Our team of instructional designers and academics reflects this analysis onto the course’s syllabus and promotional material in order to provide learners with a clear understanding of what they can expect to gain from the course.
A great syllabus for an online or blended course, as detailed by edX, contains:
- Learning objectives
- Course prerequisites
- Time commitments
- Schedule of the release of the course content
- Deadlines and due dates
- Expected participation in learner forums (from instructors and students alike)
The course’s “About” page welcomes learners, introduces the staff and organization behind it, and explains why they should enroll in the course. It lets them know that it will not only be worth their time, but also enjoyable!
This is an advertisement and, as such, it should satisfy Google’s SEO criteria and match your target audience’s tone. It is also recommended that a brief video, no longer than two minutes, be added to it. It has been proven that courses with an “About” video achieve higher enrollment rates.
Blogs, Newsletters and Social Media
Another way to promote your courses is through blog posts, newsletters and social media –Twitter, Facebook and LinkedIn provide some examples, but the optimal channels vary according to your audience.
Content can cover anything from insights on course creation and progress to new technologies, introductions to professors or TAs, etc.

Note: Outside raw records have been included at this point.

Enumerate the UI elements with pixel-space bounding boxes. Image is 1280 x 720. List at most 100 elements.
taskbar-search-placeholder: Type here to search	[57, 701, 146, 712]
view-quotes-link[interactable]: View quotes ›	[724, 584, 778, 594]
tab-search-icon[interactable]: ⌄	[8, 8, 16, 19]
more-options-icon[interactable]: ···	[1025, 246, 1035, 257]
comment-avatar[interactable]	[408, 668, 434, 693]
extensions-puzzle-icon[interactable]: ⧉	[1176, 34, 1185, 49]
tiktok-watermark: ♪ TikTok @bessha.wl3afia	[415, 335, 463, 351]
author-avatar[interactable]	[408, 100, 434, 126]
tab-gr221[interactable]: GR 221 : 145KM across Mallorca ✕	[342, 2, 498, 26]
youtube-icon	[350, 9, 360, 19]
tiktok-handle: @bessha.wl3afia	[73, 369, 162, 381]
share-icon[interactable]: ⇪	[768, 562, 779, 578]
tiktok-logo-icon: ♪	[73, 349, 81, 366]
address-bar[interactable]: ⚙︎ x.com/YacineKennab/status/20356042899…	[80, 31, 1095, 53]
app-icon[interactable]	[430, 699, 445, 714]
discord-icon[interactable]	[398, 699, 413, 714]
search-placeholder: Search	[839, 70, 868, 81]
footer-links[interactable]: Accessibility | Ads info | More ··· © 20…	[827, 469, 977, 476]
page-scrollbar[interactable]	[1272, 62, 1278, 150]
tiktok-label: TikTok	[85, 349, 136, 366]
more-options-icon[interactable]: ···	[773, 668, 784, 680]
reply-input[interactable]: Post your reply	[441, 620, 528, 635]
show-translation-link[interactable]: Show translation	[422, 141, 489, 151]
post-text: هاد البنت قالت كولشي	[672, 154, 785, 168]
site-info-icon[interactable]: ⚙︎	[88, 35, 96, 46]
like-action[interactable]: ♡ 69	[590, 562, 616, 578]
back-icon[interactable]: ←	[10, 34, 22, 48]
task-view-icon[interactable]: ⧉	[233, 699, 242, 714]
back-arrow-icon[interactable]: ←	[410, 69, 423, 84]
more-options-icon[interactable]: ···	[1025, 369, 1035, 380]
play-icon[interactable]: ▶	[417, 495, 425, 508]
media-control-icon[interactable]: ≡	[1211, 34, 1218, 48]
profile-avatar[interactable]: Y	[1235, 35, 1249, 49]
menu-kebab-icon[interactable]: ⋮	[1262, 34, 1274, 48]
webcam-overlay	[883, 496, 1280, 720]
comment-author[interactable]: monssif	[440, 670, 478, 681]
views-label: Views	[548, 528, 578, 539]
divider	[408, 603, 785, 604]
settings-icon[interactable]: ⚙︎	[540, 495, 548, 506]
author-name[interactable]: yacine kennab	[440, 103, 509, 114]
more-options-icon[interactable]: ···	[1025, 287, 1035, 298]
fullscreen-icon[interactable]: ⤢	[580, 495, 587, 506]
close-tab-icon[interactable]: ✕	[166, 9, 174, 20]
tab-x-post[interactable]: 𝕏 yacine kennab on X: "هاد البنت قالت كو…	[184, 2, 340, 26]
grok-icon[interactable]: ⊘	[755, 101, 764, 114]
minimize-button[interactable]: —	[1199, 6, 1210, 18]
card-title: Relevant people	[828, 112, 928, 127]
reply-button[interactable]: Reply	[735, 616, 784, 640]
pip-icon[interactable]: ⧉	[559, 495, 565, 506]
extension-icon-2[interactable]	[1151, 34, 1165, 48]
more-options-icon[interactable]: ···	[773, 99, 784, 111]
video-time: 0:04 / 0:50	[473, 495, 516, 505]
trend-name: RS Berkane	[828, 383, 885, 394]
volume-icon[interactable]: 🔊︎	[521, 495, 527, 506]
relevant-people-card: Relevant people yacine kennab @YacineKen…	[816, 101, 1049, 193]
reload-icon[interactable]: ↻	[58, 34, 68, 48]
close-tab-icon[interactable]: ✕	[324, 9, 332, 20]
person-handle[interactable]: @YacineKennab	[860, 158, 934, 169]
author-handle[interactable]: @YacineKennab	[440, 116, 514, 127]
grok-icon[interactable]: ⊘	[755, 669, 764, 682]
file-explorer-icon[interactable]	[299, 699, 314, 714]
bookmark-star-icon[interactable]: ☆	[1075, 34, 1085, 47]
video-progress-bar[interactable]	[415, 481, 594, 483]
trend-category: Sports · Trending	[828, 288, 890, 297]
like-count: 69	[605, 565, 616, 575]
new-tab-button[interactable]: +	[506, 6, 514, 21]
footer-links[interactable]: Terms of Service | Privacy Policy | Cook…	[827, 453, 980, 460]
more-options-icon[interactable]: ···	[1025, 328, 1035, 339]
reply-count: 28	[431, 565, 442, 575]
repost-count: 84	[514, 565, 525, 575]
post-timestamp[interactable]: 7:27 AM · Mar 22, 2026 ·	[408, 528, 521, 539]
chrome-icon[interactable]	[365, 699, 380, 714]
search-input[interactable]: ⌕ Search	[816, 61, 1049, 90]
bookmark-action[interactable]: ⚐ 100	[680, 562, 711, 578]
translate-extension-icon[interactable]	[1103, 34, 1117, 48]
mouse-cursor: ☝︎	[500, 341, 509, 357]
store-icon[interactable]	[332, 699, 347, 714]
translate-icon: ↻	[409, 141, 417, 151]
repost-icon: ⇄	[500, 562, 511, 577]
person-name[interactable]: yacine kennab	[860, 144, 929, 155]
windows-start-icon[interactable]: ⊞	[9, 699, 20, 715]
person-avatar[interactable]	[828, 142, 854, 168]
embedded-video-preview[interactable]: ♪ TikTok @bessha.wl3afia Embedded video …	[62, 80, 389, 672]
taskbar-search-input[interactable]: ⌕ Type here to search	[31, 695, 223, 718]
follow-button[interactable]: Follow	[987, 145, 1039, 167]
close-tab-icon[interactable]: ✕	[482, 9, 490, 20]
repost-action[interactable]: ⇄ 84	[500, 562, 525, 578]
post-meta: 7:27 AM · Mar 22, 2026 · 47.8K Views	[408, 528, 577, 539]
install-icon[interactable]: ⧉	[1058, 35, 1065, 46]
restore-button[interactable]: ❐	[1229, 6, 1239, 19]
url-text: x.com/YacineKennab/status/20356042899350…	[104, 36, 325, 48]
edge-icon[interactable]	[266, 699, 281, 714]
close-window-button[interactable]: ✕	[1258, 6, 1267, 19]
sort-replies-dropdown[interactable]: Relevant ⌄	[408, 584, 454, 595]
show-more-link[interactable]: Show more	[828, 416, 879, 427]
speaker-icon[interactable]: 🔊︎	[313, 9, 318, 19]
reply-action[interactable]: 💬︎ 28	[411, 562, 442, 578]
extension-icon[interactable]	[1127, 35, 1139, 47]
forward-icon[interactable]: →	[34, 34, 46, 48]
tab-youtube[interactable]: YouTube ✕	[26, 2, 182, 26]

Make your posts timely, relevant and brief, with a maximum of roughly 500 words. Use photos as well as interesting videos and ask questions to learners.
If possible, leverage your institution’s existing network and resources. Include references and links on the website, send press releases to online and media outlets and generate enrollments through your organization’s alumni network.
Another option is to engage your professional network, colleagues and instructors who teach related courses by asking them to reach out to their students and contacts with information about your course.